Melupakan Sesuatu Butuh Banyak Kekuatan Otak Dibanding Mengingat

Dini Listiyani ยท Kamis, 14 Maret 2019 - 06:43 WIB
Melupakan Sesuatu Butuh Banyak Kekuatan Otak Dibanding Mengingat

Banyak orang mencoba melupakan masa lalu. (Foto: Blacdovfx/iStock)

JAKARTA, iNews.id - Sebagian orang cenderung memilih menyangkal dan tidak mengingat kejadian buruk yang pernah terjadi dalam kehidupannya. Padahal, sengaja melupakan sesuatu memperberat kerja otak.

Sebuah studi yang dipimpin oleh para ilmuwan di Texas menunjukkan tindakan yang sengaja dilupakan ada kaitannya dengan peningkatan keterlibatan otak akan informasi yang tidak diinginkan tersebut. Dengan kata lain, untuk melupakan sesuatu seseorang harus benar-benar fokus padanya.

"Tingkat aktivitas otak yang moderat sangat penting untuk mekanisme melupakan. Terlalu kuat dan itu akan memperkuat memori. Terlalu lemah, Anda tidak akan memodifikasinya," kata psikolog Tracy Wang dari University of Texas at Austin, dilansir dari  Sciencealert, Kamis (14/3/2019).

Berusaha secara aktif melupakan ingatan yang tidak diinginkan tak hanya membantu mencegah otak Anda dari kelebihan beban. Tapi memungkinkan orang beralih dari pengalaman dan emosi yang menyakitkan dan tidak suka mereka ingat.

"Kita mungkin ingin membuang ingatan yang memicu respons maladaptif, seperti ingatan traumatis, sehingga kita bisa merespons pengalaman baru dengan cara yang lebih adaptif. Beberapa dekade penelitian telah menunjukkan kita memiliki kemampuan secara sukarela melupakan sesuatu, tapi bagaimana otak kita melakukan itu masih dipertanyakan," kata salah satu peneliti, Jarrod Lewis-Peacock.
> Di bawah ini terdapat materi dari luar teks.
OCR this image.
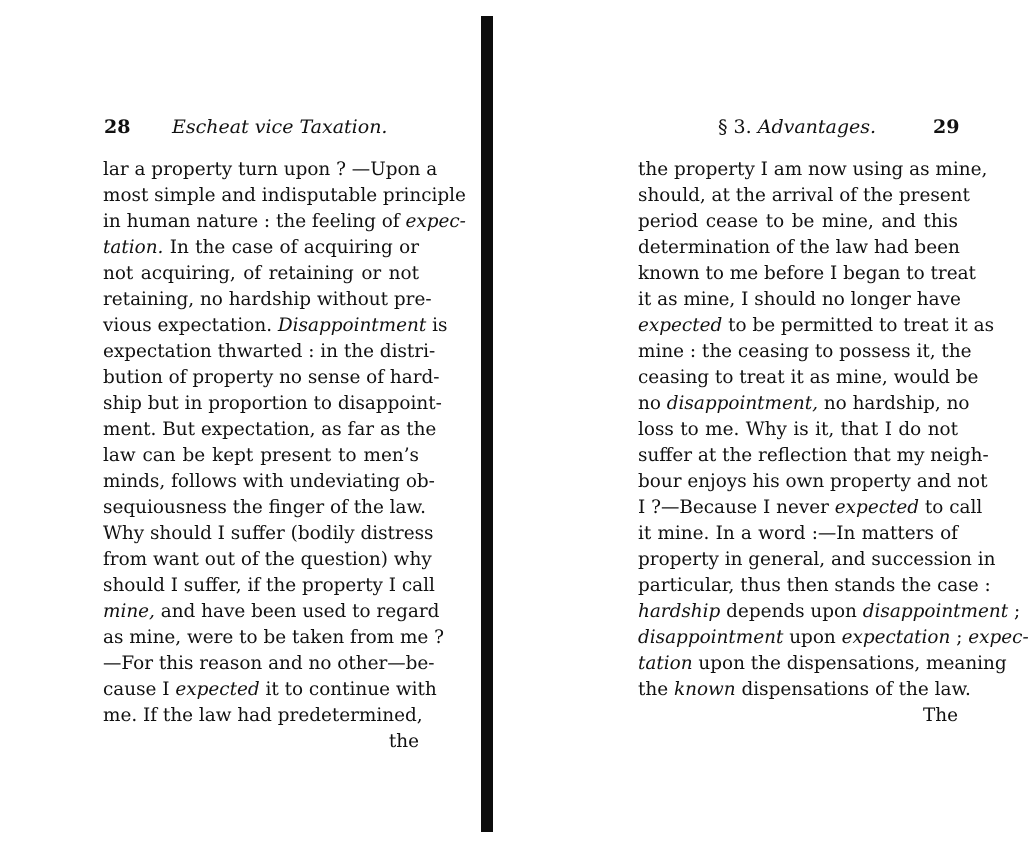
28 Escheat vice Taxation.
lar a property turn upon ? —Upon a
most simple and indisputable principle
in human nature : the feeling of expec-
tation. In the case of acquiring or
not acquiring, of retaining or not
retaining, no hardship without pre-
vious expectation. Disappointment is
expectation thwarted : in the distri-
bution of property no sense of hard-
ship but in proportion to disappoint-
ment. But expectation, as far as the
law can be kept present to men’s
minds, follows with undeviating ob-
sequiousness the finger of the law.
Why should I suffer (bodily distress
from want out of the question) why
should I suffer, if the property I call
mine, and have been used to regard
as mine, were to be taken from me ?
—For this reason and no other—be-
cause I expected it to continue with
me. If the law had predetermined,
the
§ 3. Advantages.	29
the property I am now using as mine,
should, at the arrival of the present
period cease to be mine, and this
determination of the law had been
known to me before I began to treat
it as mine, I should no longer have
expected to be permitted to treat it as
mine : the ceasing to possess it, the
ceasing to treat it as mine, would be
no disappointment, no hardship, no
loss to me. Why is it, that I do not
suffer at the reflection that my neigh-
bour enjoys his own property and not
I ?—Because I never expected to call
it mine. In a word :—In matters of
property in general, and succession in
particular, thus then stands the case :
hardship depends upon disappointment ;
disappointment upon expectation ; expec-
tation upon the dispensations, meaning
the known dispensations of the law.
The
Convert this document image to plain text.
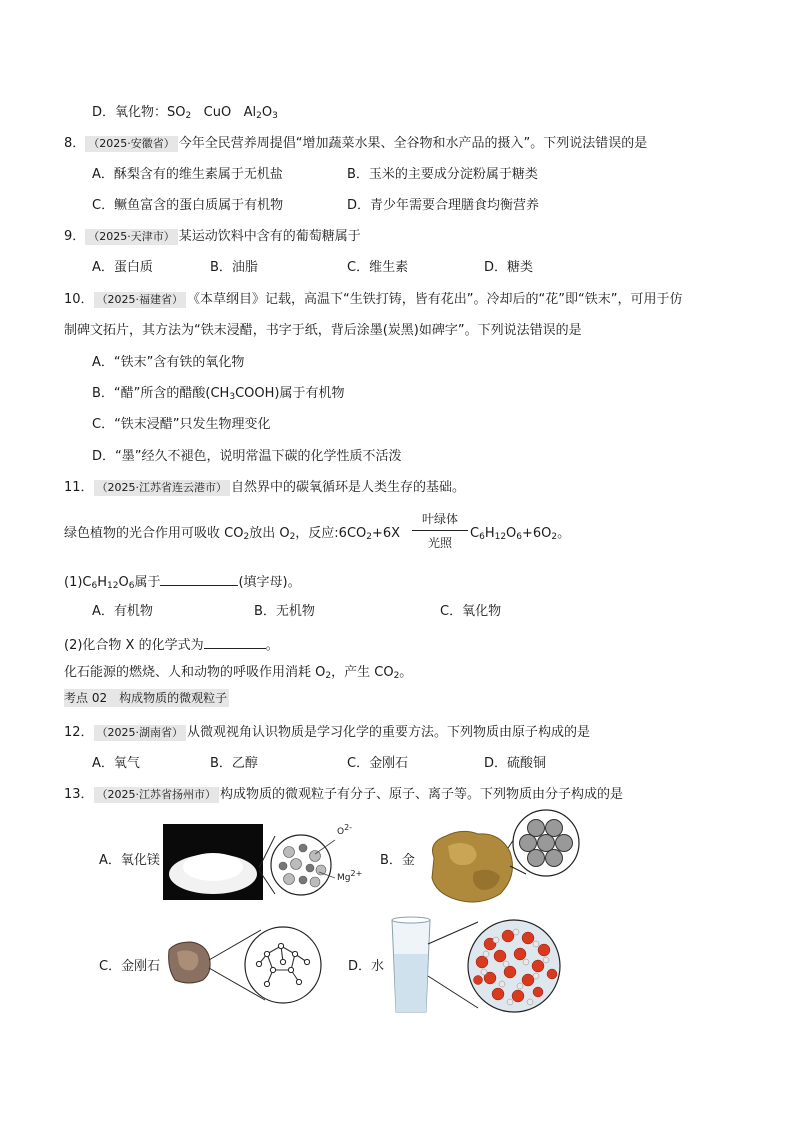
D．氧化物：$SO_2$ CuO $Al_2O_3$
8． （2025·安徽省） 今年全民营养周提倡“增加蔬菜水果、全谷物和水产品的摄入”。下列说法错误的是
A．酥梨含有的维生素属于无机盐	B．玉米的主要成分淀粉属于糖类
C．鳜鱼富含的蛋白质属于有机物	D．青少年需要合理膳食均衡营养
9． （2025·天津市） 某运动饮料中含有的葡萄糖属于
A．蛋白质	B．油脂	C．维生素	D．糖类
10． （2025·福建省） 《本草纲目》记载，高温下“生铁打铸，皆有花出”。冷却后的“花”即“铁末”，可用于仿
制碑文拓片，其方法为“铁末浸醋，书字于纸，背后涂墨(炭黑)如碑字”。下列说法错误的是
A．“铁末”含有铁的氧化物
B．“醋”所含的醋酸$(CH_3COOH)$属于有机物
C．“铁末浸醋”只发生物理变化
D．“墨”经久不褪色，说明常温下碳的化学性质不活泼
11． （2025·江苏省连云港市） 自然界中的碳氧循环是人类生存的基础。
绿色植物的光合作用可吸收 $CO_2$放出 $O_2$，反应$:6CO_2+6X$
叶绿体
光照
$C_6H_{12}O_6+6O_2$。
$(1)C_6H_{12}O_6$属于	(填字母)。
A．有机物	B．无机物	C．氧化物
(2)化合物 X 的化学式为	。
化石能源的燃烧、人和动物的呼吸作用消耗 $O_2$，产生 $CO_2$。
考点 02　构成物质的微观粒子
12． （2025·湖南省） 从微观视角认识物质是学习化学的重要方法。下列物质由原子构成的是
A．氧气	B．乙醇	C．金刚石	D．硫酸铜
13． （2025·江苏省扬州市） 构成物质的微观粒子有分子、原子、离子等。下列物质由分子构成的是
A．氧化镁
$O^{2-}$
$Mg^{2+}$
B．金
C．金刚石	D．水
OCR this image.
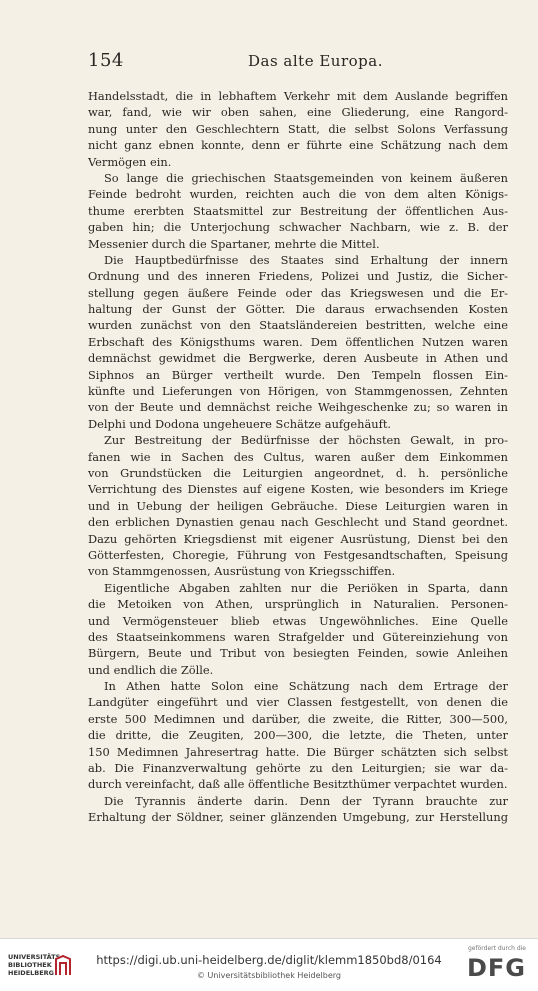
154	Das alte Europa.
Handelsstadt, die in lebhaftem Verkehr mit dem Auslande begriffen
war, fand, wie wir oben sahen, eine Gliederung, eine Rangord-
nung unter den Geschlechtern Statt, die selbst Solons Verfassung
nicht ganz ebnen konnte, denn er führte eine Schätzung nach dem
Vermögen ein.
So lange die griechischen Staatsgemeinden von keinem äußeren
Feinde bedroht wurden, reichten auch die von dem alten Königs-
thume ererbten Staatsmittel zur Bestreitung der öffentlichen Aus-
gaben hin; die Unterjochung schwacher Nachbarn, wie z. B. der
Messenier durch die Spartaner, mehrte die Mittel.
Die Hauptbedürfnisse des Staates sind Erhaltung der innern
Ordnung und des inneren Friedens, Polizei und Justiz, die Sicher-
stellung gegen äußere Feinde oder das Kriegswesen und die Er-
haltung der Gunst der Götter. Die daraus erwachsenden Kosten
wurden zunächst von den Staatsländereien bestritten, welche eine
Erbschaft des Königsthums waren. Dem öffentlichen Nutzen waren
demnächst gewidmet die Bergwerke, deren Ausbeute in Athen und
Siphnos an Bürger vertheilt wurde. Den Tempeln flossen Ein-
künfte und Lieferungen von Hörigen, von Stammgenossen, Zehnten
von der Beute und demnächst reiche Weihgeschenke zu; so waren in
Delphi und Dodona ungeheuere Schätze aufgehäuft.
Zur Bestreitung der Bedürfnisse der höchsten Gewalt, in pro-
fanen wie in Sachen des Cultus, waren außer dem Einkommen
von Grundstücken die Leiturgien angeordnet, d. h. persönliche
Verrichtung des Dienstes auf eigene Kosten, wie besonders im Kriege
und in Uebung der heiligen Gebräuche. Diese Leiturgien waren in
den erblichen Dynastien genau nach Geschlecht und Stand geordnet.
Dazu gehörten Kriegsdienst mit eigener Ausrüstung, Dienst bei den
Götterfesten, Choregie, Führung von Festgesandtschaften, Speisung
von Stammgenossen, Ausrüstung von Kriegsschiffen.
Eigentliche Abgaben zahlten nur die Periöken in Sparta, dann
die Metoiken von Athen, ursprünglich in Naturalien. Personen-
und Vermögensteuer blieb etwas Ungewöhnliches. Eine Quelle
des Staatseinkommens waren Strafgelder und Gütereinziehung von
Bürgern, Beute und Tribut von besiegten Feinden, sowie Anleihen
und endlich die Zölle.
In Athen hatte Solon eine Schätzung nach dem Ertrage der
Landgüter eingeführt und vier Classen festgestellt, von denen die
erste 500 Medimnen und darüber, die zweite, die Ritter, 300—500,
die dritte, die Zeugiten, 200—300, die letzte, die Theten, unter
150 Medimnen Jahresertrag hatte. Die Bürger schätzten sich selbst
ab. Die Finanzverwaltung gehörte zu den Leiturgien; sie war da-
durch vereinfacht, daß alle öffentliche Besitzthümer verpachtet wurden.
Die Tyrannis änderte darin. Denn der Tyrann brauchte zur
Erhaltung der Söldner, seiner glänzenden Umgebung, zur Herstellung
UNIVERSITÄTS-
BIBLIOTHEK
HEIDELBERG
https://digi.ub.uni-heidelberg.de/diglit/klemm1850bd8/0164
© Universitätsbibliothek Heidelberg
gefördert durch die
DFG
Banyak penelitian sebelumnya mengenai melupakan dengan sengaja berfokus pada aktivitas otak di korteks prefrontal dan pusat memori otak, hippocampus. Dalam studi baru, para peneliti memantau bagian otak yang berbeda yang disebut ventral temporal cortex, yang membantu manusia memproses dan mengategorikan rangsangan visual.

Dalam sebuah eksperimen dengan 24 orang dewasa muda yang sehat, para peserta diperlihatkan gambar pemandangan dan wajah orang. Mereka diperintahkan untuk mengingat atau melupakan setiap gambar.

Selama percobaan, aktivitas otak mereka dipantau oleh mesin functional magnetic resonance imaging (fMRI). Saat para peneliti memeriksa aktivitas di korteks ventral temporal, mereka menemukan tindakan melupakan secara efektif menggunakan lebih banyak kekuatan otak dibanding mengingat.

"Gambar yang diikuti dengan instruksi lupa menghasilkan tingkat pemrosesan yang lebih tinggi di korteks vertal temporal dibandingkan instruksi mengingat. Peningkatan dalam pemrosesan ini menyebabkan lebih banyak melupakan, terutama untuk item yang menunjukkan aktivitas sedang," kata para penulis dalam paper mereka.

Tentu saja, melupakan gambar tertentu dalam percobaan laboratorium yang dibuat sangat berbeda dengan kenangan menyakitkan atau traumatis dari peristiwa yang dialami di dunia nyata. Tapi, kata peneliti, mekanisme kerja bisa sama.

Selain itu, para peneliti menemukan cara mengaktifkannya yang bisa menjadi manfaat besar bagi orang-orang di seluruh dunia yang perlu melupakan sesuatu, tapi tidak mengetahui caranya.

"Yang penting, niat untuk melupakan itu meningkatkan aktivitas memori. Saat aktivitas ini menyentuh sweet spot tingkat moderat, berarti itulah momen melupakan pengalaman tersebut," ujarnya.